Thursday, July 29, 2010

Gmail - When SaaS fails

I've mentioned before that we use Google Apps for my work and recently one of my colleagues ran into this problem:
Searching around on the net showed that many others have hit this problem and there doesn't appear to be any fix. There are some rumors that Apple's Snow Leopard is causing it to crop up more, and the conspiracy theories that Google is doing this to hurt Apple, but either way its an issue.

What made this problem worse is that once the lockout period expired, what ever triggered the problem re-triggered the problem. The result? He was locked out for 6 days. He is no longer using Gmail except for routing.

If your SaaS vendor can decide on some arbitrary undocumented rule that will cause them to lock you out of their product for 24 hours then there's a problem. Combine that the inability to get any real support from Google other than posting in the littered groups or paying for their "premium" support to get a support answer within 48 hours and you have a disaster. Businesses can't live with vendors that behave this way.

I mentioned previously how I use Google Voice for routing my home phone calls, and it seems that Gmail may only be suited for routing too unless Google wakes up and fixes things like this.

The problem didn't hit me, but I fear the day it does and I have no idea what triggers it. I have at least as much mail as he does, but something about his usage pattern set them off. Who will they hit next?

Monday, July 26, 2010

White iPhone 4G appears in Apple Case Selector - oh the irony

Call me jaded but I think its ironic that Apple's magic fix to the antenna problem is the iPhone 4 Case Program app which shows pictures of the ever-elusive white iPhone 4 in the Apple black bumper case as your make your case selection. Are they trying to irritate people further? Perhaps the contrast from black to black wasn't good for the pictures, but since anyone who gets the black bumper will be putting it on a black iPhone they may as well show reality, contrast or not.
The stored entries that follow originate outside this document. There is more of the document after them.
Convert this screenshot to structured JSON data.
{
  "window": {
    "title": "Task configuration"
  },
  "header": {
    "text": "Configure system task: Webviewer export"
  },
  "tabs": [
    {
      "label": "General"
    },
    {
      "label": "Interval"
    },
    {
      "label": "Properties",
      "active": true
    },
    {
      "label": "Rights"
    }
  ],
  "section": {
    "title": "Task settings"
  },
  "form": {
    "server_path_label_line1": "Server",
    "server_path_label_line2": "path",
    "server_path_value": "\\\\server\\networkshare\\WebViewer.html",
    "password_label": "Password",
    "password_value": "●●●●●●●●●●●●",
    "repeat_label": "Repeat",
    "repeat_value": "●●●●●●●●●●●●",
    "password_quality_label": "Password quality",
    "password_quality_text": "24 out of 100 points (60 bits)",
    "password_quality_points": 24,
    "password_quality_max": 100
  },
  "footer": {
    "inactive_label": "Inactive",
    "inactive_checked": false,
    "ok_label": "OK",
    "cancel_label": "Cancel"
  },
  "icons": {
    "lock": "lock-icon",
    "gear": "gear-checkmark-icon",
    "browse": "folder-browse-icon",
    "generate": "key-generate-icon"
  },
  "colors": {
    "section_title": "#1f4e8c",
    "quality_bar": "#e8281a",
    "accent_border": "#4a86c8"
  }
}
Frankly I think the band-aids that some enterprising people are selling are a better idea than the cases and are only $5. I hate wrapping the beautiful iPhone with plastic and rubber. If Apple had thought of this perhaps they could have saved themselves a few million dollars.

Saturday, July 24, 2010

Free GPS for the iPhone and Android

I have no idea why I haven't seen this in reviews, press etc, but there is a totally free GPS for the iPhone and Android called Waze. They call it a "Social GPS" which means that its learning from all the users streets, direction of traffic, speed of traffic etc from the users, but in the US it has a good map to start. It speaks directions (even in the background on devices that support it), does the routing. You can flag traffic areas for other people to know about, report speed traps etc. So its a decent GPS with a social feature. I've been using it for a week and its good. 

Some notes: 

1) When in the foreground it eats a lot of battery updating maps etc. In the background it doesnt consume much
2) Whether you're routing or not if you run the app and quit it it keeps running and learning streets etc. They should have an option whether you want this to run this way or not. They do have some logic in there to shut it down if you're not moving for some period of time. I dont know if thats apple's task manager killing it or if its doing it itself, but either way I think the default setting should be to not run when you exit unless you're routing. Fortunately you can kill the process if you want: Double click to bring up the task switcher, hold your finger on the app you want to kill and press the x.
3) You earn points for driving new roads, miles driven, reporting incidents etc. Something to track for the daily commute.

I haven't tried any of the paid apps, but to me this is a decent enough GPS to travel with and the price is right :)

Apples password management on mobile devices is thoughtless

Good security dictates a decent password, but Apple has a problem with that when it comes to mobile devices. Entering the long passwords repeatedly on mobile devices is frustrating at best. They're riding a dangerous line with caching these passwords as crazy things can happen. My suggestion? Allow a shorter password to be created on the mobile device which essentially protects the longer password. The longer password is still the correct password for the account but the shorter password is used on the device. Sure you're essentially weakening the longer password -- but only on your device. The long password is still in effect on the web account which is the real one that matters as its subject to more attacks. The 1Password guys got this right and use a short password for basic access and a longer one for the more secure stuff. Why can't Apple figure this out?

MobileMe Beta - Skip it

Apple recently came out with an improved MobileMe Calendar in beta. I gave it a shot and it still falls short. The motivation for even trying it was that only one of my Google Apps calendars was getting sync'd to my iPad and iPhone so I was missing my other calendars (I split out my home from my work calendars etc). The problem with MobileMe calendar is that it requires iCal which just plain stinks and has all sorts of notification and scheduling issues I wrote about previously. The issue with MobileMe service is that you can't export it to other services like Google Calendar -- although this is a Google calendar issue since they don't have the true concept of adding a WebDav account into Google calendar. 

After failing with MobileMe Beta, and after suffering through their crazy sync lags with no indication of whats going on etc, I searched around for a better solution and found a help page at google showing how to sync you other google calendars with my mobile devices. I tried that and it works great.

Now just use Fluid to make it an app for your desktop and you can keep ignoring iCal and have everything you need. It also handles Outlook invites well.